Jacques

A bord de ma voiture, grande, grise, mas­sive, j’embarque l’en­fant du vil­lage pour le ramen­er à sa ferme isolée dans la Glâne fri­bour­geoise, quand au loin se des­sine un arbre grossier.
-C’est là, me dit l’en­fant, que Jacques Ches­sex finit ses jours à l’in­su des vivants.

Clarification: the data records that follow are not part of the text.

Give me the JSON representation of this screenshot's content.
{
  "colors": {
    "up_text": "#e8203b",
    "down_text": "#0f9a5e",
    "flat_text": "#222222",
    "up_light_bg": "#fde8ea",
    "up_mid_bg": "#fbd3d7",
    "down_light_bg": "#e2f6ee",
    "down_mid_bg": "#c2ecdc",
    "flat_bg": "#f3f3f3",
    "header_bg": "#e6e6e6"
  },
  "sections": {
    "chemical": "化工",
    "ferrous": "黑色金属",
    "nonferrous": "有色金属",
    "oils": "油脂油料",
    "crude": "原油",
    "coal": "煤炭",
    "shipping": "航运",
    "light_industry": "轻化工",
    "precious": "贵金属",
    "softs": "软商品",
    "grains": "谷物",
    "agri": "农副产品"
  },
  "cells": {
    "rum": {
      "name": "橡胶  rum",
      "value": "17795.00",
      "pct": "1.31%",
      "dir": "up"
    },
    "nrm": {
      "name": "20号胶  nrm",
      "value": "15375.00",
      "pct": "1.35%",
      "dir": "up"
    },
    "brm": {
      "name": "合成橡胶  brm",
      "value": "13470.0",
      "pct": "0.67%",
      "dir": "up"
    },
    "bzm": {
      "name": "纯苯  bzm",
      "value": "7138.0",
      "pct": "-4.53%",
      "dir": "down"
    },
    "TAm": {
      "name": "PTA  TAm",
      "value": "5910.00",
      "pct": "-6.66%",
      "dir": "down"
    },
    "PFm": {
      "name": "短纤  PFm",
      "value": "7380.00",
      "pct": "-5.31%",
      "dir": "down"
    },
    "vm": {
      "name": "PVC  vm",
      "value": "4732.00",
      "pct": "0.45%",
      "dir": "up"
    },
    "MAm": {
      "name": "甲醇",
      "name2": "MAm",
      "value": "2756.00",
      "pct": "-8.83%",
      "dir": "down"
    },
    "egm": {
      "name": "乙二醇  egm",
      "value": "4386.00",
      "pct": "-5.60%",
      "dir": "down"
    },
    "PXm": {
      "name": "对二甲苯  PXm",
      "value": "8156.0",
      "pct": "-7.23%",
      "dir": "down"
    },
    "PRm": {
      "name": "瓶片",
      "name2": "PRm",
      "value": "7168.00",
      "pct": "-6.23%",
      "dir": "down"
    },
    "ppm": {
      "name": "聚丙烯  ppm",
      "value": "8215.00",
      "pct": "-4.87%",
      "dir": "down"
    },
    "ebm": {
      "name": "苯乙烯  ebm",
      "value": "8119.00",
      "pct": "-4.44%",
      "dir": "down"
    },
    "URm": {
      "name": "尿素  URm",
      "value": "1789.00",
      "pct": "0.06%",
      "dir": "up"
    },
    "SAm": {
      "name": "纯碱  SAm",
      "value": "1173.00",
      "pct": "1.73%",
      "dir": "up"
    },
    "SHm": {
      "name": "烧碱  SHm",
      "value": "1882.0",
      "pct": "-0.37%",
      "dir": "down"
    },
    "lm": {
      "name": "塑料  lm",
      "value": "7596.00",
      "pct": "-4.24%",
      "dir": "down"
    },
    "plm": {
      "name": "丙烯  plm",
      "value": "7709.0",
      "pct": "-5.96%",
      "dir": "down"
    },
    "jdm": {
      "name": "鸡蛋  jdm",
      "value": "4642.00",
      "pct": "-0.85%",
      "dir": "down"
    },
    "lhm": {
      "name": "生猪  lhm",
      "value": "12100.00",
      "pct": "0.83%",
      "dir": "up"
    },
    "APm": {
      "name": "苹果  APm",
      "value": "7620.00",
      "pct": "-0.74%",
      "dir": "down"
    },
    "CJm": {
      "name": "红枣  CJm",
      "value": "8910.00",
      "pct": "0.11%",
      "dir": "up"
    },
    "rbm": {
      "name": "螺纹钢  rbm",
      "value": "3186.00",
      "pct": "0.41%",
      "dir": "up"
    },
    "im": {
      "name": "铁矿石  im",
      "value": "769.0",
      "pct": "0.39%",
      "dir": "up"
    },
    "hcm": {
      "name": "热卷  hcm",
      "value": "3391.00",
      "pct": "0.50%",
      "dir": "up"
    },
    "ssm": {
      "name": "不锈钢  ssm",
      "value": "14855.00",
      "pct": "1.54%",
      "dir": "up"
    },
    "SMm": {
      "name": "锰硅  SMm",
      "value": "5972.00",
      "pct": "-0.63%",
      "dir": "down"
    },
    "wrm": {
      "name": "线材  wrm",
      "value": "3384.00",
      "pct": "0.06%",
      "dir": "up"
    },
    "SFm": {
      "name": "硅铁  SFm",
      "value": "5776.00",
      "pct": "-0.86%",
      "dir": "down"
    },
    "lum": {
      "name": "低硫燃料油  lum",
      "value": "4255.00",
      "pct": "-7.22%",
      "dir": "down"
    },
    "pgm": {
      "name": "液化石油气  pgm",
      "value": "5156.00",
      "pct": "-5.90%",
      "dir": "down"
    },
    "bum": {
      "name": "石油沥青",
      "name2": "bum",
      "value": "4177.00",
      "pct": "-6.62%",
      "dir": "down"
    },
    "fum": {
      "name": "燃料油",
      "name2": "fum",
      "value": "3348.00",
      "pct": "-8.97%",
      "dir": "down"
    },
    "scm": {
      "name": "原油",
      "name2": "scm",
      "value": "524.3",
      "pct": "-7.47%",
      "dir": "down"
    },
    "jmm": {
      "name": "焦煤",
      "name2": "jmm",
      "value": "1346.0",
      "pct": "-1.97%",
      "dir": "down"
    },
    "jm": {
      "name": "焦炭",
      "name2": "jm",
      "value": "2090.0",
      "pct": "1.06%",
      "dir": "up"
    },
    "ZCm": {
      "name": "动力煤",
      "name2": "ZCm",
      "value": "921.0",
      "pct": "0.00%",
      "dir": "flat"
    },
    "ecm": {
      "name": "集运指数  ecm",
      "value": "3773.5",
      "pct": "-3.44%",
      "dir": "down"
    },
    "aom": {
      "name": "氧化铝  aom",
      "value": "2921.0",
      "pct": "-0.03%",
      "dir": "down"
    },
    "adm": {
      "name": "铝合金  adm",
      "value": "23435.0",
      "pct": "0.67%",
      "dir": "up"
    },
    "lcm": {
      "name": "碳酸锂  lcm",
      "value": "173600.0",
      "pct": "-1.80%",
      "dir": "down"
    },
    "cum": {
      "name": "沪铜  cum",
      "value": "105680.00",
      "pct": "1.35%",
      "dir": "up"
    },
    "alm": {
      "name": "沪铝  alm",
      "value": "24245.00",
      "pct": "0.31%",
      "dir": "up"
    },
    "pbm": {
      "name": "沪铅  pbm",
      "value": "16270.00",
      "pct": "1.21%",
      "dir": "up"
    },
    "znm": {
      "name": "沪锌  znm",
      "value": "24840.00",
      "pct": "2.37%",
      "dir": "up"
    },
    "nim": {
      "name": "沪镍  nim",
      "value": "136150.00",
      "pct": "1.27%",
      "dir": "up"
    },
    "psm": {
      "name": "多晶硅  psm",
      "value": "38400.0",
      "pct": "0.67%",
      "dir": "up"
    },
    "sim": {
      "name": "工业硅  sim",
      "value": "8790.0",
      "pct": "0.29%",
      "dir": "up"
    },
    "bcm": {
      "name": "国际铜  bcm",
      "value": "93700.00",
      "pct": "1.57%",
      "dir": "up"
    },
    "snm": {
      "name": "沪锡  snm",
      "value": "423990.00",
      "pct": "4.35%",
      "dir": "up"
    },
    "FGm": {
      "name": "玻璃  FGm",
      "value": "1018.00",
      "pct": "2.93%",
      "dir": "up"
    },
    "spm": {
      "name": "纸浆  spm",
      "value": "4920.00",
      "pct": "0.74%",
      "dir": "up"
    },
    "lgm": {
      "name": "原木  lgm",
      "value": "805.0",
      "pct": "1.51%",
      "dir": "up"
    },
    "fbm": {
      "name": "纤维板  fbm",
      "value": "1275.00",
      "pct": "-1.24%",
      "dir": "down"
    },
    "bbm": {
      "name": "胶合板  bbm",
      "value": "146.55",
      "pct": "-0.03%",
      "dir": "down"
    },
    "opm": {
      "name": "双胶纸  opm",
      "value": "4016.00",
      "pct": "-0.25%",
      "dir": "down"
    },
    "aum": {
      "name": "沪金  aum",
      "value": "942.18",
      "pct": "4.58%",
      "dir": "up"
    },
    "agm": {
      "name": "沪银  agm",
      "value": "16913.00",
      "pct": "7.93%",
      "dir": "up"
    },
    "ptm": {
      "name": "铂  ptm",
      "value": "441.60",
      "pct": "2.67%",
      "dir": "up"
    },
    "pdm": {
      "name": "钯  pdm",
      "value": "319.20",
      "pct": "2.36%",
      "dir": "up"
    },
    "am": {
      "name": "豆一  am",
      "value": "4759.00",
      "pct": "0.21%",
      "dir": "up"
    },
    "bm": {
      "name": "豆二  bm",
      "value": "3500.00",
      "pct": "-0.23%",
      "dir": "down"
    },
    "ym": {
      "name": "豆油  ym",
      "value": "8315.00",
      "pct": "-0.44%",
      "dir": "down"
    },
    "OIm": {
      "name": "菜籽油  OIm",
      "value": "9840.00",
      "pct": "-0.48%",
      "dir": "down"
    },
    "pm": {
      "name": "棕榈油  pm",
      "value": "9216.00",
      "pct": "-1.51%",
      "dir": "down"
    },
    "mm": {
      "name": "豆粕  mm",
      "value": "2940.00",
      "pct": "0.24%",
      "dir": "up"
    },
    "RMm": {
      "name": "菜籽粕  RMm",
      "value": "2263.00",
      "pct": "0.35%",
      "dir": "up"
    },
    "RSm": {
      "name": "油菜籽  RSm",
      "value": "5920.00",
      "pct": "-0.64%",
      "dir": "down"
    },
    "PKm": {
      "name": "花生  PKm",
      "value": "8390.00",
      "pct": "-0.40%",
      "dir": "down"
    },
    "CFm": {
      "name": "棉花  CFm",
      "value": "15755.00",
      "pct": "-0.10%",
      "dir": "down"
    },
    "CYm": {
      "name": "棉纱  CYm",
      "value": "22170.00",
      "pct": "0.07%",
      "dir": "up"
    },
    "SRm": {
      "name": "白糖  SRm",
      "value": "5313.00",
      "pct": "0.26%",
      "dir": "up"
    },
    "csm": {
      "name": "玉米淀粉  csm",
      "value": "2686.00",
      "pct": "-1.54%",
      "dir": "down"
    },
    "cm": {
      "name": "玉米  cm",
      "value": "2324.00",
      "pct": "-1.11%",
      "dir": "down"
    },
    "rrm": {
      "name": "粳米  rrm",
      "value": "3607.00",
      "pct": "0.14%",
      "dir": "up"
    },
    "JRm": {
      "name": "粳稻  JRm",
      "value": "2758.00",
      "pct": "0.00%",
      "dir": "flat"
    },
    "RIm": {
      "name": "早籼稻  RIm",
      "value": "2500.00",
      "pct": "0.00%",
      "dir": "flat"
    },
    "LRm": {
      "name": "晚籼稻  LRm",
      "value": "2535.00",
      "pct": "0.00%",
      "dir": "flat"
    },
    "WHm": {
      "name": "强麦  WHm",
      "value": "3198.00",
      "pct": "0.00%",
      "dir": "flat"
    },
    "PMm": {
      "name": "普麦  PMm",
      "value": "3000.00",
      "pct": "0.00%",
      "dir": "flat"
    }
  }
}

Je me déclare peu intéressé, mais l’en­fant me titre la main. Au pied de la con­struc­tion, je vois qu’il s’ag­it, enchevêtré par le bran­chage, d’un con­teneur uni­versel posé sur un chêne. Un ascenseur nous hisse jusqu’à l’écrivain vau­dois. Passé la porte, nous sommes retenus par ses filles. Elle sont trois et dis­ent: “Notre père nous a telle­ment aimées que nous nous soignons sa mort.” Aus­sitôt, l’en­fant, les filles et l’écrivain, en file indi­enne, sommes placés devant un trou dans le pla­fond que nous avons à escalad­er. Il faut revenir à l’air libre. Gravir l’in­térieur du goulet est périlleux et, je ne cesse de me répéter: “moi qui m’as­phyx­ie”. Or, ne voilà-t-il pas qu’ar­rivée prêt de l’é­vase­ment, à la sur­face du sol qui donne sur l’e­space libre d’un pré — je l’en­trevois–  l’une des filles de Ches­sex, la ben­jamine, s’ar­rête. Elle taille dans un morceau de cuir épais, au cut­ter, un cir­con­flexe, ce que je voy­ant je m’écrie:
-Pas­sage! Pas­sage!
Elle de se retourn­er, offusquée:
-Sans cette pré­ci­sion chirur­gi­cale, il n’y a pas d’écriture!